A kingpin of the new working world is the zero-hours contract, which emerged from nowhere and with no discussion and has now converted hundreds of thousands of Britons into little more than casual workers – and I know many people like this sort of flexibility, but not, generally, those who want a predictable income with sick-pay and holiday-pay to give their children a chance in the world.
I got diverted. What I wanted to write about was an extremely puzzling thing said by a lively young barmaid during a pre-Christmas pub visit (I wasn’t crawling, I was visiting, like Santa Claus or the Angel Gabriel).
A customer had been in a fret over whether to buy a pint or a half, but decided, as people tend to do over Christmas, that it had to be a pint on the grounds that he had very big hands and they wouldn’t have looked comfortable holding a half-pint glass.
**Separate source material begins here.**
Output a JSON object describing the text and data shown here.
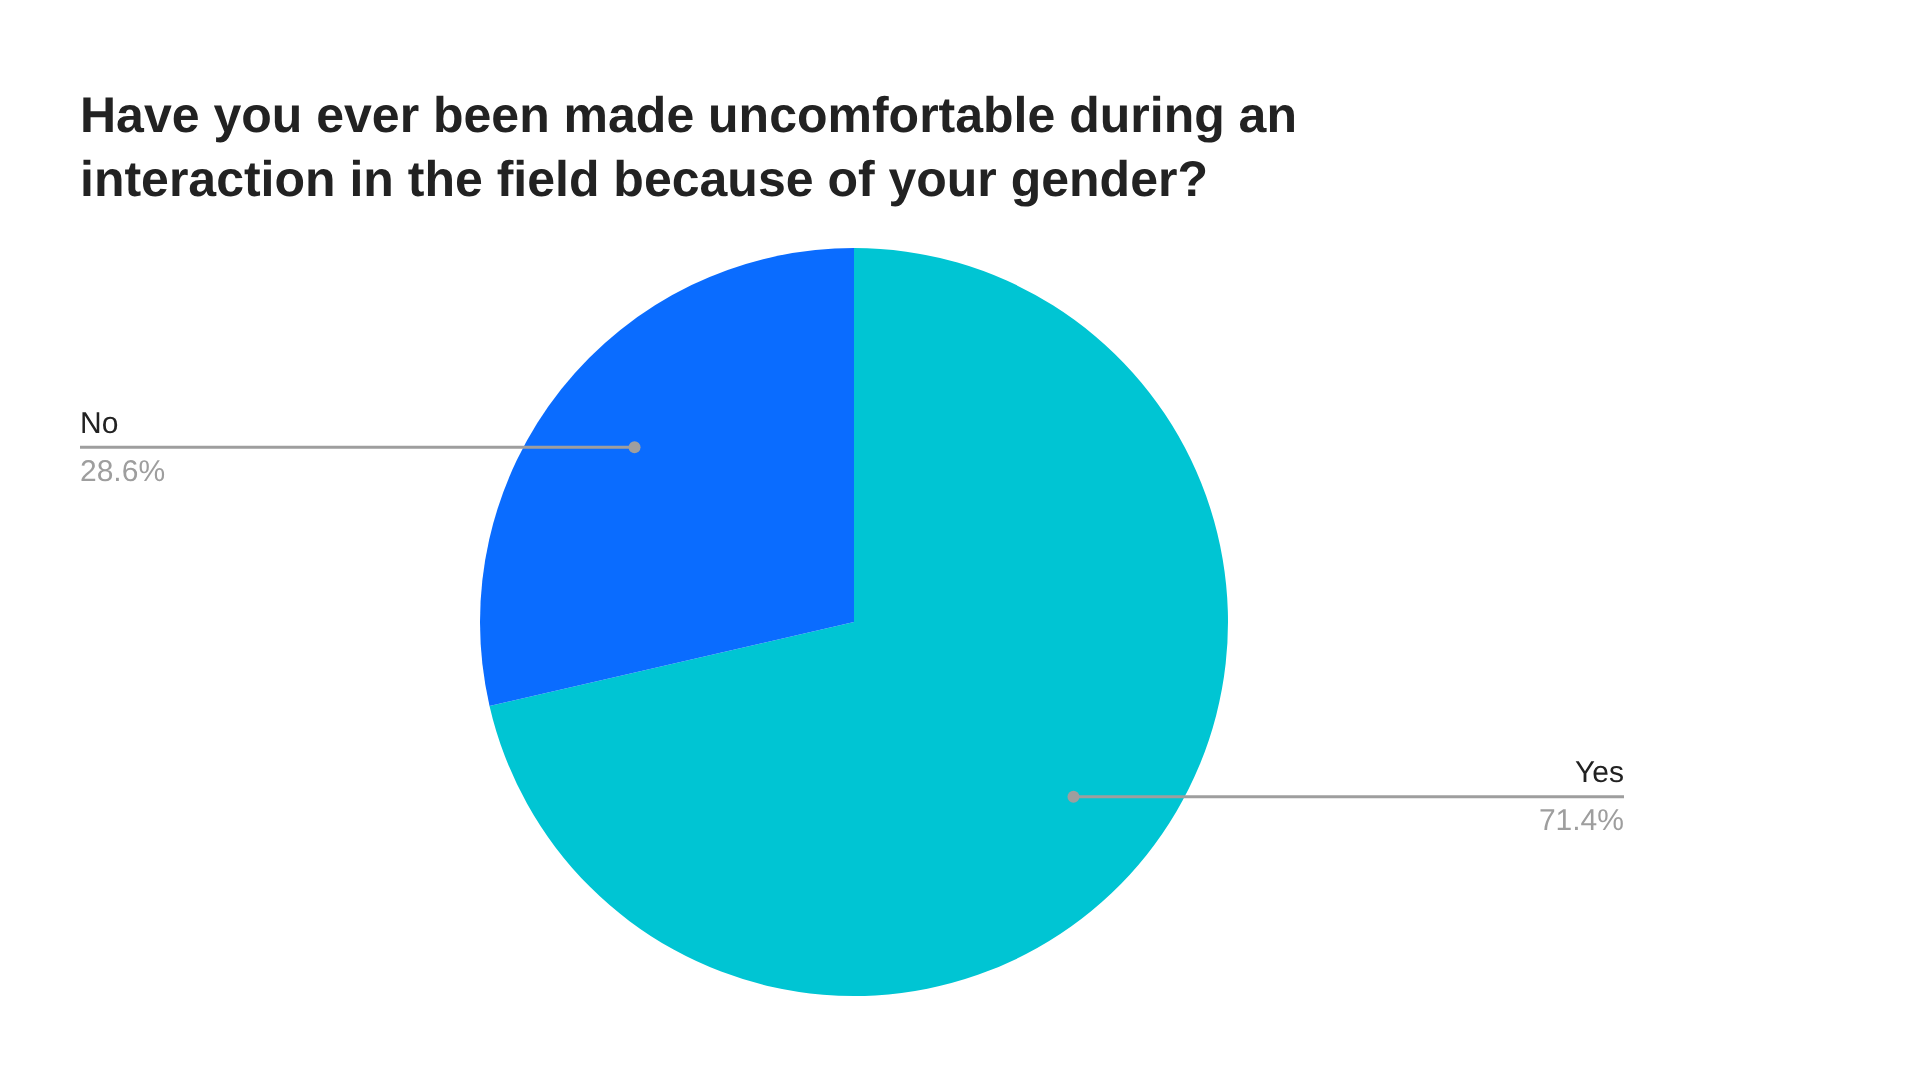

The barmaid took this as a cue to ask him whether he had ever held a miniature whisky bottle in his hand while imagining himself to be a giant. The customer, understandably I think, said ‘Er, not really’ and she replied ‘Well, you’ve not lived then’.
So at the Christmas morning present-opening ceremony I grasped a miniature whisky and tried to stomp around in a King Kong manner but it didn’t work at all. Either I’ve got too old and unimaginative for that sort of thing or the idea was based on a false premise, because to really turn yourself into a giant, you would have to scale down many things other than the whisky bottles – your settee and fireplace, for example.
Still, if you’ve got today off and you find a miniature alcohol bottle among your festive leftovers, it might be worth attempting to recreate the giant delusion as a New Year challenge. Good luck.